Karen Navarro no era «tranquila» ni «amigable» ni «sonriente». Por lo general el peso de su temperamento se volvía explosivo, su indiferencia hacia cualquier persona se transformaba en algo molesto y la arruga entre sus cejas se correspondía con un gesto inherente a su rostro. En su memoria los Navarro intentaban comprender qué era lo que había pasado con la niña que en un principio mostraba la dentadura tan a menudo.
Mia la conoció una tarde de verano, cuando el sudor le empapó la camiseta y el peso de las reglas escolares la arrastraron a las afueras de la oficina de la directora.
Con trece años, cargaba un tajo carmesí decorándole parte del labio inferior, y dos manchas azuladas en el rostro.
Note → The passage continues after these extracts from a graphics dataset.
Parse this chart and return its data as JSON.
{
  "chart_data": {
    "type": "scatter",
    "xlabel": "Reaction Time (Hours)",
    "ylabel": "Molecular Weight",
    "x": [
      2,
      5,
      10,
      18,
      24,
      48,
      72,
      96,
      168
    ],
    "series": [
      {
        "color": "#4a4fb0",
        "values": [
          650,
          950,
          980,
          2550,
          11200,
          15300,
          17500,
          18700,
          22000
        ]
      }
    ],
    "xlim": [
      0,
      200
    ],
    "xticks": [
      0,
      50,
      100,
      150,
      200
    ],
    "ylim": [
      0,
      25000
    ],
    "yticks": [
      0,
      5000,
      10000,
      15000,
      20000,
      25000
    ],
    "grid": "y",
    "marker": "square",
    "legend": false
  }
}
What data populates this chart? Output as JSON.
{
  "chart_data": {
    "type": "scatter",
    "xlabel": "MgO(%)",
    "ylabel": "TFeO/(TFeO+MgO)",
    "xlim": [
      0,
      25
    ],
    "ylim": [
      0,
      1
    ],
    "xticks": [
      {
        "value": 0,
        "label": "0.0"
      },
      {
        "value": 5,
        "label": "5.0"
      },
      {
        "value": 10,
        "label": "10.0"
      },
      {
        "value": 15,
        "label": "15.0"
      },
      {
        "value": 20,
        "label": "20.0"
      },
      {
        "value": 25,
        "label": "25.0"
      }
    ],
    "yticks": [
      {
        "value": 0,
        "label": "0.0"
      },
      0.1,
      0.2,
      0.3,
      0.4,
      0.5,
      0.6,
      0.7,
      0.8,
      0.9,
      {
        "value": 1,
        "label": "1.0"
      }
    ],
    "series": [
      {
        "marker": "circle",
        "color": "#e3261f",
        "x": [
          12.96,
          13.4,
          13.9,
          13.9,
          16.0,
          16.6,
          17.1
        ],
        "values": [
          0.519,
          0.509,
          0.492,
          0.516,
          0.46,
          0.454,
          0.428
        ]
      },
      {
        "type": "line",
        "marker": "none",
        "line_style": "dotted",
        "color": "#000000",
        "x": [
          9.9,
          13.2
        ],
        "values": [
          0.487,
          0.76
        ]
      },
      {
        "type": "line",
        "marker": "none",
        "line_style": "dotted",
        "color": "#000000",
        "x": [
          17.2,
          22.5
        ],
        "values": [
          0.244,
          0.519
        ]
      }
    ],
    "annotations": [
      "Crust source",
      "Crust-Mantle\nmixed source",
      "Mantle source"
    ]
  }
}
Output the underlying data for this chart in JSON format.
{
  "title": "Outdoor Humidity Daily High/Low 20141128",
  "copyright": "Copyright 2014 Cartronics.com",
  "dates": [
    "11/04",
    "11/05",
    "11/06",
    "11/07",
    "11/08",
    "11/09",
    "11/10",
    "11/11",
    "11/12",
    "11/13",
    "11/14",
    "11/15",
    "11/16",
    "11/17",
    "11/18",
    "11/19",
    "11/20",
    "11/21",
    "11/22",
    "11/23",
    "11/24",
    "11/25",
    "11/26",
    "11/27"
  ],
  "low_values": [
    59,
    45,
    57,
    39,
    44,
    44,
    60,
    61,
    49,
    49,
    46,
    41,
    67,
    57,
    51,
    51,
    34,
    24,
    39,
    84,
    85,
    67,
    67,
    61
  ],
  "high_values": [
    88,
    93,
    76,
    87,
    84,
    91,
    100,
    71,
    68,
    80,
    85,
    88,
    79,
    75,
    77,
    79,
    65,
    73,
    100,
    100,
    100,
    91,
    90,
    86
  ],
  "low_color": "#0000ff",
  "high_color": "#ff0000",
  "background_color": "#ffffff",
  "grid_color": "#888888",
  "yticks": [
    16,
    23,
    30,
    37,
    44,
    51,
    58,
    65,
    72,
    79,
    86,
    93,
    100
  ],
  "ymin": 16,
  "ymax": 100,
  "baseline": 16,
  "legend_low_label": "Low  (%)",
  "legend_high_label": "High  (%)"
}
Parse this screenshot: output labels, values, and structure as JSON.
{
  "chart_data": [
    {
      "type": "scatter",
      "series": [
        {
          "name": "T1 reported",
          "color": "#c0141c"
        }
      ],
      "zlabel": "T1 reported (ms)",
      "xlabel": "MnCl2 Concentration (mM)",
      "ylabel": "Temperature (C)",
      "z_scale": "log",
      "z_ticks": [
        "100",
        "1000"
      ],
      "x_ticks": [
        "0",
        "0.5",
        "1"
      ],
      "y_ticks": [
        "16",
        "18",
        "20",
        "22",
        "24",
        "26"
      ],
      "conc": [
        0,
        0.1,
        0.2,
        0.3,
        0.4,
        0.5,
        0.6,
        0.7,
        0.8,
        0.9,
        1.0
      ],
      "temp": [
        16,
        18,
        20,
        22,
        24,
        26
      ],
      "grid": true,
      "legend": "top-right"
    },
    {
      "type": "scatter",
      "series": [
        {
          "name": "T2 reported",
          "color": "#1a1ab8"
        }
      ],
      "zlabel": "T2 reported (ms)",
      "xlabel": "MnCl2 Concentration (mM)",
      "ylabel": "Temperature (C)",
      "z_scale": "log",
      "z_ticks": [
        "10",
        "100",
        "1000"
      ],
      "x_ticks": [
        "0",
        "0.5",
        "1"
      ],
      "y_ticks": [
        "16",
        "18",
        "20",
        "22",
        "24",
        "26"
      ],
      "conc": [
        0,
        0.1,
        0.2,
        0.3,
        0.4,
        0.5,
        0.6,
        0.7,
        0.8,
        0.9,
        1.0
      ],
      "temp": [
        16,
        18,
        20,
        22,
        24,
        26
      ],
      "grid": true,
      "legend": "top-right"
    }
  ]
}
Hacía tan solo unos segundos se había desatado una pelea en el patio escolar y, como era costumbre, Mia tenía las de perder en cuestiones académicas, porque la muchacha con la que había peleado además de tener dinero tenía padres.
Sabía que la hermana Laura no demoraría en llegar como también sabía que la expulsarían un par de días de la escuela por su mal comportamiento.
La puerta de la oficina se abrió y de allí salió la niña con la que había discutido. Caminó lentamente y dejó ver su rostro. Tenía un hilo de sangre escurriéndose de una de sus fosas nasales, un raspón en la rodilla y dos hematomas en las mejillas. Su cabello se desgreñaba en una nube de hilos dorados y sus ojos azules estaban ligeramente humedecidos por la presencia de un par de lágrimas.
Con la expresión que cabría esperarse en ella, tomó asiento a un banco de distancia de Mia: niña que, pese a ser mucho más enana que ella, había prestado buena pelea.
—Si serás estúpida —gruñó Karen—, ahora vendrán nuestros padres
Así comenzaba a construirse una relación pasional, fuerte y duradera: iniciando de la peor manera que cabría esperar.
Mia Parrish y Karen Navarro en una situación que, en el futuro, nadie les creería que sucedió jamás.
—Querrás decir, los tuyos —replicó Mia. Se cruzó de brazos y aplastó la espalda encorvada contra el respaldar de la silla.
Los ojitos de la rubia quedaron unos segundos sobre ella. De poco a poco, la arruga entre sus cejas se disipaba para dejar lugar a una expresión similar a la sorpresa.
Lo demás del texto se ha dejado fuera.